Une demande grandissante

2005 est une année doublement historique pour la ville de Tamanrasset. Elle marque à la fois son centenaire et la béatification du père Charles de Foucauld, qui sera célébrée le 15 mai 2005 au Vatican. C’est en 1905, que « l’ermite du Sahara » construisit sa chapelle, la première maison en dur, au bord de l’oued Tamanrasset. Le « marabout », comme le nomment les Touaregs, a marqué le XXe siècle par son parcours déroutant et prophétique qui le mena de Strasbourg à Tamanrasset, en passant par Nazareth, la Syrie et le Maroc. En reconnaissant la sainteté du Vénérable Charles de Foucauld, le Vatican reconnaît son chemin spirituel comme un modèle de vie, un exemple à suivre et à méditer. A la dimension hautement spirituelle s’est ajoutée la reconnaissance d’un miracle de guérison. En 1984, une Italienne est guérie d’un cancer des os après une prière à l’ermitage du Père de Foucauld. A l’origine de plusieurs congrégations religieuses et d’une nombreuse famille spirituelle éparpillée dans le monde (www.charlesdefoucauld.org), Charles de Foucauld clôture une lignée d’inspirateurs de monastères, inaugurée par saint Augustin, l’Algérien de Souk Ahras, fondateur des Chanoines et des Augustiniennes (www.fondationdesmonasteres.org). De Foucauld a toujours suscité une formidable attraction chez les chrétiens. Il glorifia le désert comme lieu de spiritualité et de pèlerinage : « Il faut passer par le Désert et y séjourner pour recevoir la grâce de Dieu ; c’est là qu’on se vide, qu’on chasse de soi tout ce qui n’est pas Dieu... ». Le pèlerinage spirituel dans le désert est devenu un antidote aux méfaits de la société de consommation. En ces temps de déclin du consumérisme, on se dirige vers un tourisme plus propice au voyage vers l’être intérieur, un tourisme à connotation spirituelle qui permettrait de pallier le manque de sens apparent de la vie quotidienne. Outre l’essor des pèlerinages, le tourisme religieux a favorisé également l’essor des retraites, moins directives et encadrées que dans le passé et qui permettent aux intéressés de se retrouver dans un endroit calme et favorable à la réflexion.

La vogue monastique devient une donnée importante dans le développement du tourisme de court séjour (4 à 8 jours). L’appel du désert lié au pèlerinage à Tamanrasset est un vœu de millions de chrétiens dans le monde.
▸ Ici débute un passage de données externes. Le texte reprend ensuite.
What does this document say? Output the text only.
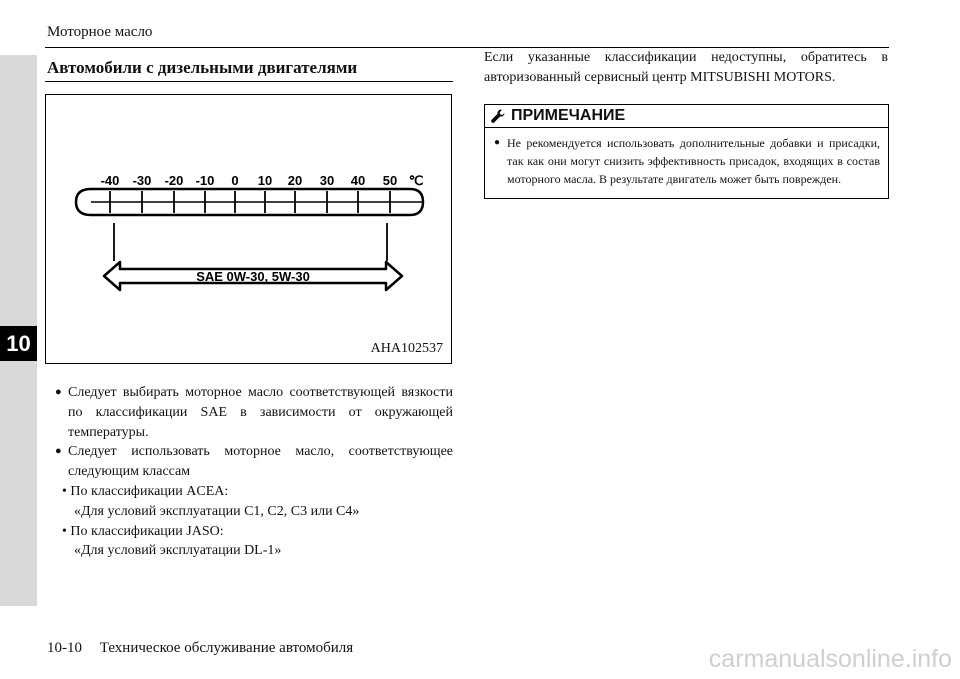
10
Моторное масло
Автомобили с дизельными двигателями
-40 -30 -20 -10 0 10 20 30 40 50 ℃
SAE 0W-30, 5W-30
AHA102537
● Следует выбирать моторное масло соответствующей вязкости по классификации SAE в зависимости от окружающей температуры.
● Следует использовать моторное масло, соответствующее следующим классам
• По классификации ACEA:
«Для условий эксплуатации C1, C2, C3 или C4»
• По классификации JASO:
«Для условий эксплуатации DL-1»
Если указанные классификации недоступны, обратитесь в авторизованный сервисный центр MITSUBISHI MOTORS.
ПРИМЕЧАНИЕ
● Не рекомендуется использовать дополнительные добавки и присадки, так как они могут снизить эффективность присадок, входящих в состав моторного масла. В результате двигатель может быть поврежден.
10-10 Техническое обслуживание автомобиля	carmanualsonline.info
Très peu ont pu le réaliser en raison de la non-incitation à se rendre en Algérie et la non- prise en charge des conditions de développement du tourisme saharien. Les ermitages de Charles de Foucauld dans le désert algérien (Tamanrasset, Assekrem, Beni Abbès) offrent aux pèlerins de tous les horizons une « curiosité religieuse » et un très fort « message de tolérance » : la persistance symbolique de lieux de culte chrétien contemporains en terre d’Islam que n’offre aucun autre pays arabo-musulman.